Through months of building, Quality Lansing Soccer Group can now lay claim to a new club, a club for the city of Lansing’s future. Lansing Common Football Club has officially been revealed and there is plenty to be excited about for those who love a good comeback story.
LCFC board members made it clear that the entire Lansing community is in their thoughts when making decisions for the club moving forward. They emphasized this as something that they have learned from the past. The six-member board of directors has worked with dozens of individuals throughout the city to move the project forward.
“Slow growth, build that community, grassroots, I feel like that’s more important, involving as many people as possible in the decision-making process,” Tanner said. “We want to listen first and hear what the community needs and be able to respond as needed.”
“We have a dual community here, the soccer community, as well as more of a community service type of thing where we’re going to be involved with local organizations,” LCFC board member, Steve Beckman, said. “Not necessarily just to put our face out there, but to assist, and when you integrate in ways like that, that makes it a lot easier for them to be interested in the soccer side of things.”
Longevity is a concept that the board members all agree on as a key pillar for LCFC. With a goal for sustainability rather than immediate success, the board understands where past iterations have gone wrong and are more than willing to adapt and evolve to move forward.
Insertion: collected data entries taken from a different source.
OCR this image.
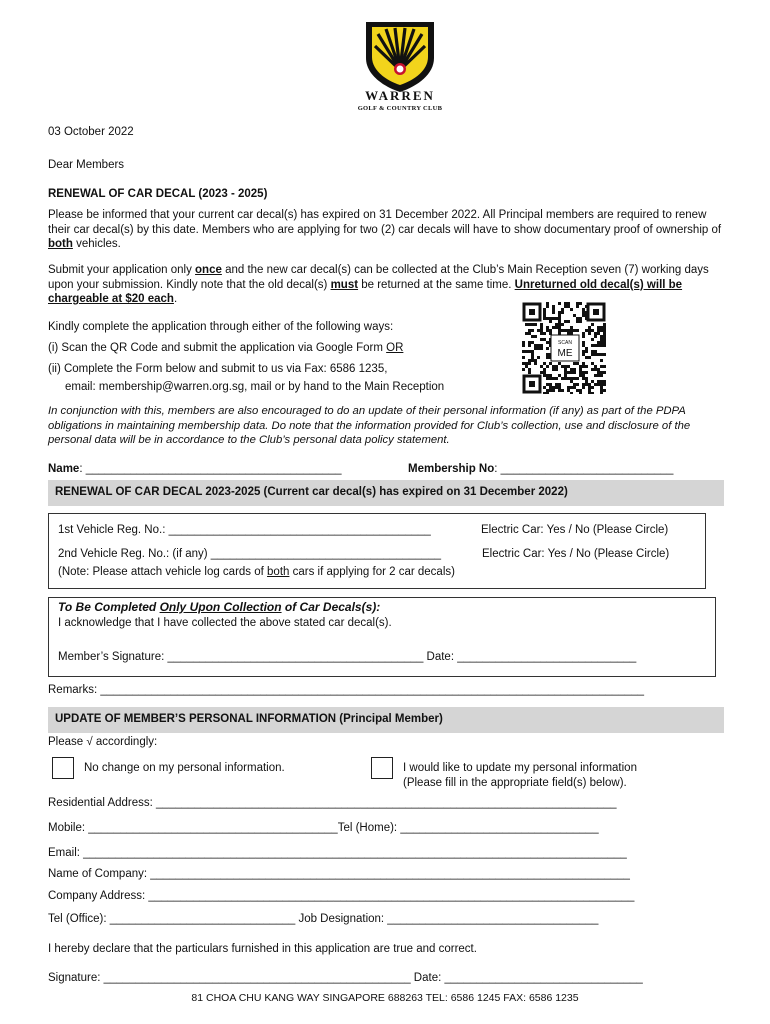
WARREN
GOLF & COUNTRY CLUB
03 October 2022
Dear Members
RENEWAL OF CAR DECAL (2023 - 2025)
Please be informed that your current car decal(s) has expired on 31 December 2022. All Principal members are required to renew their car decal(s) by this date. Members who are applying for two (2) car decals will have to show documentary proof of ownership of both vehicles.
Submit your application only once and the new car decal(s) can be collected at the Club’s Main Reception seven (7) working days upon your submission. Kindly note that the old decal(s) must be returned at the same time. Unreturned old decal(s) will be chargeable at $20 each.
Kindly complete the application through either of the following ways:
(i) Scan the QR Code and submit the application via Google Form OR
(ii) Complete the Form below and submit to us via Fax: 6586 1235,
email: membership@warren.org.sg, mail or by hand to the Main Reception
SCAN
ME
In conjunction with this, members are also encouraged to do an update of their personal information (if any) as part of the PDPA obligations in maintaining membership data. Do note that the information provided for Club’s collection, use and disclosure of the personal data will be in accordance to the Club’s personal data policy statement.
Name: ________________________________________	Membership No: ___________________________
RENEWAL OF CAR DECAL 2023-2025 (Current car decal(s) has expired on 31 December 2022)
1st Vehicle Reg. No.: _________________________________________	Electric Car: Yes / No (Please Circle)
2nd Vehicle Reg. No.: (if any) ____________________________________	Electric Car: Yes / No (Please Circle)
(Note: Please attach vehicle log cards of both cars if applying for 2 car decals)
To Be Completed Only Upon Collection of Car Decals(s):
I acknowledge that I have collected the above stated car decal(s).
Member’s Signature: ________________________________________ Date: ____________________________
Remarks: _____________________________________________________________________________________
UPDATE OF MEMBER’S PERSONAL INFORMATION (Principal Member)
Please √ accordingly:
No change on my personal information.	I would like to update my personal information
(Please fill in the appropriate field(s) below).
Residential Address: ________________________________________________________________________
Mobile: _______________________________________Tel (Home): _______________________________
Email: _____________________________________________________________________________________
Name of Company: ___________________________________________________________________________
Company Address: ____________________________________________________________________________
Tel (Office): _____________________________ Job Designation: _________________________________
I hereby declare that the particulars furnished in this application are true and correct.
Signature: ________________________________________________ Date: _______________________________
81 CHOA CHU KANG WAY SINGAPORE 688263 TEL: 6586 1245 FAX: 6586 1235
The club has decided on the Midwest Premier League to compete in next spring and have cited that desire for longevity as a key reason for their choice. The regional league currently has clubs in Michigan, Illinois, and Iowa.
“It is really a league of community focused teams really emphasizing sustainability,” Walcott said.
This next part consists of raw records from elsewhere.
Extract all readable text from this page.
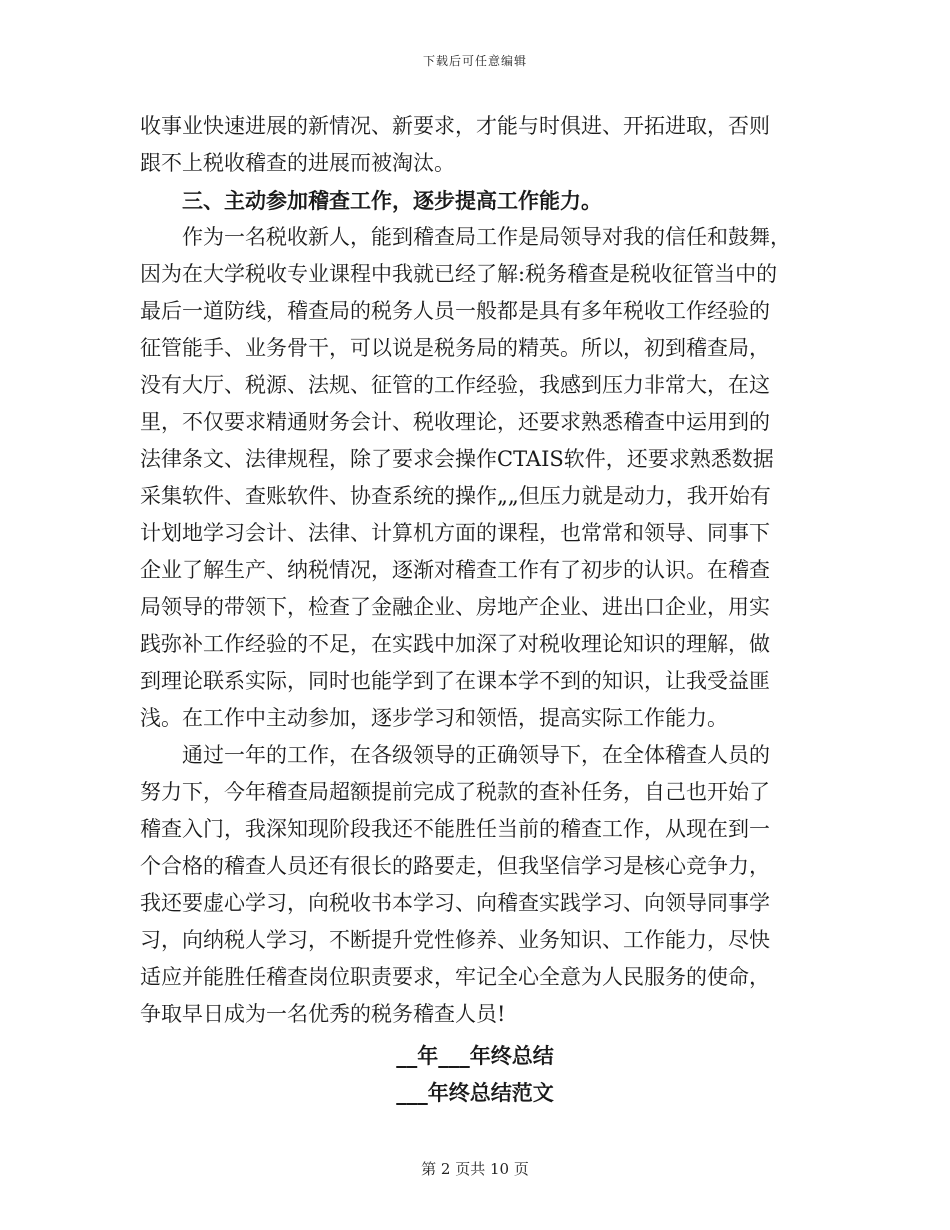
下载后可任意编辑
收事业快速进展的新情况、新要求，才能与时俱进、开拓进取，否则
跟不上税收稽查的进展而被淘汰。
三、主动参加稽查工作，逐步提高工作能力。
作为一名税收新人，能到稽查局工作是局领导对我的信任和鼓舞，
因为在大学税收专业课程中我就已经了解:税务稽查是税收征管当中的
最后一道防线，稽查局的税务人员一般都是具有多年税收工作经验的
征管能手、业务骨干，可以说是税务局的精英。所以，初到稽查局，
没有大厅、税源、法规、征管的工作经验，我感到压力非常大，在这
里，不仅要求精通财务会计、税收理论，还要求熟悉稽查中运用到的
法律条文、法律规程，除了要求会操作CTAIS软件，还要求熟悉数据
采集软件、查账软件、协查系统的操作„„但压力就是动力，我开始有
计划地学习会计、法律、计算机方面的课程，也常常和领导、同事下
企业了解生产、纳税情况，逐渐对稽查工作有了初步的认识。在稽查
局领导的带领下，检查了金融企业、房地产企业、进出口企业，用实
践弥补工作经验的不足，在实践中加深了对税收理论知识的理解，做
到理论联系实际，同时也能学到了在课本学不到的知识，让我受益匪
浅。在工作中主动参加，逐步学习和领悟，提高实际工作能力。
通过一年的工作，在各级领导的正确领导下，在全体稽查人员的
努力下，今年稽查局超额提前完成了税款的查补任务，自己也开始了
稽查入门，我深知现阶段我还不能胜任当前的稽查工作，从现在到一
个合格的稽查人员还有很长的路要走，但我坚信学习是核心竞争力，
我还要虚心学习，向税收书本学习、向稽查实践学习、向领导同事学
习，向纳税人学习，不断提升党性修养、业务知识、工作能力，尽快
适应并能胜任稽查岗位职责要求，牢记全心全意为人民服务的使命，
争取早日成为一名优秀的税务稽查人员!
__年___年终总结
___年终总结范文
第 2 页共 10 页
With several statements from the league promoting sustainability and communication between clubs, it is a league that is very attractive to the LCFC board.
With all of the positives surrounding this club, there are still very apparent obstacles. Much like every other sports organization in the country, the current COVID-19 pandemic has caused some discomfort for board members and has created a very uncertain sports landscape.
“Looking forward, it does create some uncertainty when planning for next year, we don’t know what things are going to look like in May of 2021,” Walcott said. “We’ve been settled on a name since March. We’ve been waiting to see when we feel comfortable holding an in-person event.”
With a rocky sports landscape, only time will tell on the state of league play for next season, however, the board at LCFC are planning on playing in May of 2021 so that they are prepared should the league be given the green light.
“We’re getting close on identifying a coach, and then we can focus on the roster build,” Walcott said. “Another one is finalizing our stadium location, we have a goal there, we’ve started conversations, but we need to get that across the finish line.”
The current state of the sports world and the US soccer landscape will create quite the interesting reality for LCFC, especially given the history of Lansing soccer, but this is a challenge that the board is willing to face head on.
The club is currently offering a whole host of membership options on their website where supporters can choose the membership package that will fit their budget.